Oil slips below $98 after climbing to 2014 high
The price of oil slipped below $98 a barrel on Friday, backing off the 2014 peak it hit in the previous session on signs of stronger recoveries in the U.S. and Japan.
By early afternoon in Europe,
benchmark U.S. crude for March delivery was down 43 cents to $97.80 in
electronic trading on the New York Mercantile Exchange. On Thursday, the Nymex
contract gained 87 cents to settle at $98.23, the highest close of the year.

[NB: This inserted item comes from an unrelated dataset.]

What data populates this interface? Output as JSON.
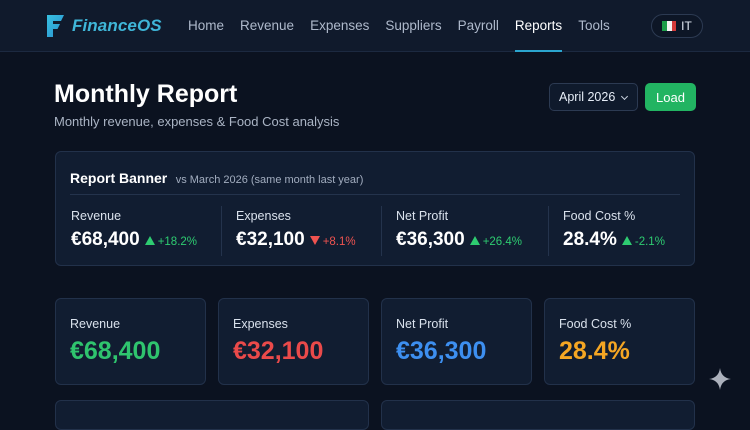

Japan reported that factory output
rose in December and the consumer price index rose 0.4 percent in 2013, the
first increase in five years, further evidence the world's third-largest
economy is gaining strength.
News the U.S. economy grew at a 3.2
percent annualized rate in the last quarter thanks to stronger consumer
spending has reaffirmed expectations that 2014 will be the best year since the
recession ended 4 1/2 years ago.
A stronger dollar also weighed on oil
prices, making commodities like crude priced in dollars more expensive for
traders using other currencies. The euro was down to $1.3531 on Friday from
1.3552 late Thursday in New York.
Brent crude, used to set prices for
international varieties of crude, was down 70 cents to $107.25 a barrel on the
ICE Futures exchange in London.
The spread between the Nymex and Brent
contracts has dropped below $10 for the first time since early November.
"For as long as the cold snap
continues in the U.S., the trend toward a falling price gap is likely to
continue," said analysts at Commerzbank in Frankfurt in a note to clients.
Extremely cold weather in the U.S. has
pushed up demand for heating oil this winter, tightening supplies of distillate
fuels, including heating oil, to about a fifth below five-year averages.
Heating oil futures have gained 10 cents since Jan. 14.
Forecasts for milder temperatures,
however, have pushed natural gas prices sharply lower after they rose earlier
this week to levels last seen four years back.
In other energy futures trading in New
York:
- Wholesale gasoline retreated 0.39
cent to $2.6704 a gallon.
- Heating oil futures were down 0.31
cent to $3.0244 a gallon.
- Natural gas futures lost 14 cents to $4.871 per 1,000 cubic feet.